Troubleshooting during Content Maintenance phase

The primary goal during the content maintenance phase is to keep the search index as fresh as possible. Two of the key indicators for this are index freshness and incremental crawl speed.

  1. Index freshness: Are the crawls finishing in their budgeted time and in compliance with the IT guidelines for index freshness?

  2. Incremental crawl speed: If the index freshness goal is not met, investigate if the incremental crawl speeds are 25 docs/sec for the content sources. If the incremental crawl speeds are suboptimal, a bottleneck analysis should be performed on the crawled repository and the crawl subsystem. For more information, see Crawl bottleneck on repository.

Common bottlenecks and their causes

During performance testing, several common bottlenecks were revealed. A bottleneck is a condition in which the capacity of a particular constituent of a farm is reached.
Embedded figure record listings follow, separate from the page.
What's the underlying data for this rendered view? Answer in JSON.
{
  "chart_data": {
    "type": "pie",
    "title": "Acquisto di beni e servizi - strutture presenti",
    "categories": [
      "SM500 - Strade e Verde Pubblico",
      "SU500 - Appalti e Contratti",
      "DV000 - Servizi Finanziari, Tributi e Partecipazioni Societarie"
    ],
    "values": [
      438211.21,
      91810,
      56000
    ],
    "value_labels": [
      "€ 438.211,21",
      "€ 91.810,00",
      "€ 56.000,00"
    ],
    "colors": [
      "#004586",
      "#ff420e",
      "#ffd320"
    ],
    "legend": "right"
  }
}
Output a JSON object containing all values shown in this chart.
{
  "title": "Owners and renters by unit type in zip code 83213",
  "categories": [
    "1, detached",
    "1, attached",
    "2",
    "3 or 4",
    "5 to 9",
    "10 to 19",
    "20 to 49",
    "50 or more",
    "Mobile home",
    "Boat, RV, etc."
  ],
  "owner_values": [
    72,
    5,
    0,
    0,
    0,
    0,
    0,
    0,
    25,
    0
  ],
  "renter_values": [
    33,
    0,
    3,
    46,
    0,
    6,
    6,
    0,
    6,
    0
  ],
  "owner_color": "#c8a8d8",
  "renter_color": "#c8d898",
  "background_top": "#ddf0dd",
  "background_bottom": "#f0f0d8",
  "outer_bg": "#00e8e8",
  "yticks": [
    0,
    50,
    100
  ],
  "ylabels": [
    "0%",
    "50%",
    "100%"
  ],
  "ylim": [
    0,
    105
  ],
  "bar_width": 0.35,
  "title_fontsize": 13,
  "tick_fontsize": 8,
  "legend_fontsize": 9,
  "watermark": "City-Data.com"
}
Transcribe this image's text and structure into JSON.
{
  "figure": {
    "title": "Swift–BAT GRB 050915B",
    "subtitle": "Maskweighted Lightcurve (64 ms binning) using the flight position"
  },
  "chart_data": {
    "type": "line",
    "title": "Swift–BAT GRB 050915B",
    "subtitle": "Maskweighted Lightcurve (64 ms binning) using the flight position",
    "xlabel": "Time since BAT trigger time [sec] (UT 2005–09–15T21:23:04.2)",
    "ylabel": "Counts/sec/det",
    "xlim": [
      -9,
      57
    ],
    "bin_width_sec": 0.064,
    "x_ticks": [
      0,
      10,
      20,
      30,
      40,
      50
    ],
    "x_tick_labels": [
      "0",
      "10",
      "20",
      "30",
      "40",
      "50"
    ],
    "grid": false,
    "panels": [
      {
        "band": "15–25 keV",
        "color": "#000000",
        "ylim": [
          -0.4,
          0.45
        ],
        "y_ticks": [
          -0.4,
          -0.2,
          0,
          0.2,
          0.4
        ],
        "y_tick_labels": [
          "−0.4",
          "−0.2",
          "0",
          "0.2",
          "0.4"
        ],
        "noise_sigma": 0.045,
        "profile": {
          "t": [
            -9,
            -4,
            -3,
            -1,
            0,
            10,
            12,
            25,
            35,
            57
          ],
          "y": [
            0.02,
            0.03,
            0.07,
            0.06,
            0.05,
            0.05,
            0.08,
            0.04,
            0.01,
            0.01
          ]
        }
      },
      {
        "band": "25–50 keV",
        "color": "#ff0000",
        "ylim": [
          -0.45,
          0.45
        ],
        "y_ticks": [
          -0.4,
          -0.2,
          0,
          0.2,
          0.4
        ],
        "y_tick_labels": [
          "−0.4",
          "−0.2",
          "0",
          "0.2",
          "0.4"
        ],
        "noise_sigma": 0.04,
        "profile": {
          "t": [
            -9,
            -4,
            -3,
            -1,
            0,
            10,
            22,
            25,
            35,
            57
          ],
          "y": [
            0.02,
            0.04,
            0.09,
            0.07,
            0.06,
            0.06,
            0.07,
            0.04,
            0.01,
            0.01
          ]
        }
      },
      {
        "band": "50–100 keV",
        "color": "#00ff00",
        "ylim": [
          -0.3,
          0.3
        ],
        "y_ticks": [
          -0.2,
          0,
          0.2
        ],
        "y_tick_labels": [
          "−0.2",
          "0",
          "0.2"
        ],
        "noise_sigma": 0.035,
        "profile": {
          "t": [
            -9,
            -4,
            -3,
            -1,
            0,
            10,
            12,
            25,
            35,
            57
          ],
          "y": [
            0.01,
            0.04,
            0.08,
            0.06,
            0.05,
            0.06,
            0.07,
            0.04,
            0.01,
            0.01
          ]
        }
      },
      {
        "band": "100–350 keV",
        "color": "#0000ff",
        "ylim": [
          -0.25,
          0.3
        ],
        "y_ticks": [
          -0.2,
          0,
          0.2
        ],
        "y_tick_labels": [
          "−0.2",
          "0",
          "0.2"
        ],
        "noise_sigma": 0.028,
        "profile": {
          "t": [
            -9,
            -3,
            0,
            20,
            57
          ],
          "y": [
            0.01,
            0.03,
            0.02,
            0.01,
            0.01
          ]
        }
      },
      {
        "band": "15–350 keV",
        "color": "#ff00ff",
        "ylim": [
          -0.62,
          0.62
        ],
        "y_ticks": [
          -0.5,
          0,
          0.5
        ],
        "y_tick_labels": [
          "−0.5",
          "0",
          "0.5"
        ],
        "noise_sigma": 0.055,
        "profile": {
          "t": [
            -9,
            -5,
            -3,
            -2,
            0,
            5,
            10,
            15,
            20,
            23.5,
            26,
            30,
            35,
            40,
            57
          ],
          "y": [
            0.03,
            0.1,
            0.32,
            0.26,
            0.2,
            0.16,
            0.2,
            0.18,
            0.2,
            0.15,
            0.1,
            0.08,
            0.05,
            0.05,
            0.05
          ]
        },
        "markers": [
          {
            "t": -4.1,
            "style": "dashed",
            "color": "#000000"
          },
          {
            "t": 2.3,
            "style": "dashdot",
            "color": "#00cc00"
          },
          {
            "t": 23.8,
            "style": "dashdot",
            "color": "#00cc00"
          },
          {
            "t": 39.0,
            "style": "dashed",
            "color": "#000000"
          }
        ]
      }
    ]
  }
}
This causes a plateau or decrease in farm throughput.

The following table lists some common bottlenecks and describes their causes and possible resolutions.

Bottleneck Symptom (Performance Counter data) Resolution

Database RAM

Property database, Search administration database exhibit:

  • SQL Server Buffer Manager/ Page Life Expectancy lower than 300(ms) (should be more than 1000 (ms))

  • SQL Server Buffer Manager/ Buffer Cache Hit Ratio lower than 96 percent (should be more than 98 percent)

  • Add more memory to the database server, if it is separate.

  • Defragment the property database, if the weekly defrag rule is disabled.

  • Ensure you are using SQL Server 2008 Enterprise Edition, to enable page compression.

Database server IOPS

A property database or crawl database exhibits:

  • Average disc sec/read and Average disc sec/write approximately 50 ms or more than 50 ms

  • Increase the dedicated number of IOPS for the database:

  • Run SharePoint Health Analyzer (SPHA) property database defragment rule, if it is disabled.

  • Run SPHA crawl database defragment rule.

  • Ensure you are using SQL Server 2008 Enterprise Edition, to enable page compression.

Query component IOPS

The logical disk used for a query component’s index exhibits:

  • Average disc sec/read and Average disc sec/write approximately 30 ms or more than 30 ms for a sustained time (that is, most of the day, not merely during an index merge).

  • Increase the dedicated number of IOPS for the drive used for the query component’s index:

    • Use different storage arrays for different components.

    • Optimize your storage configuration; for example, by adding spindles (disk drives) to the storage array.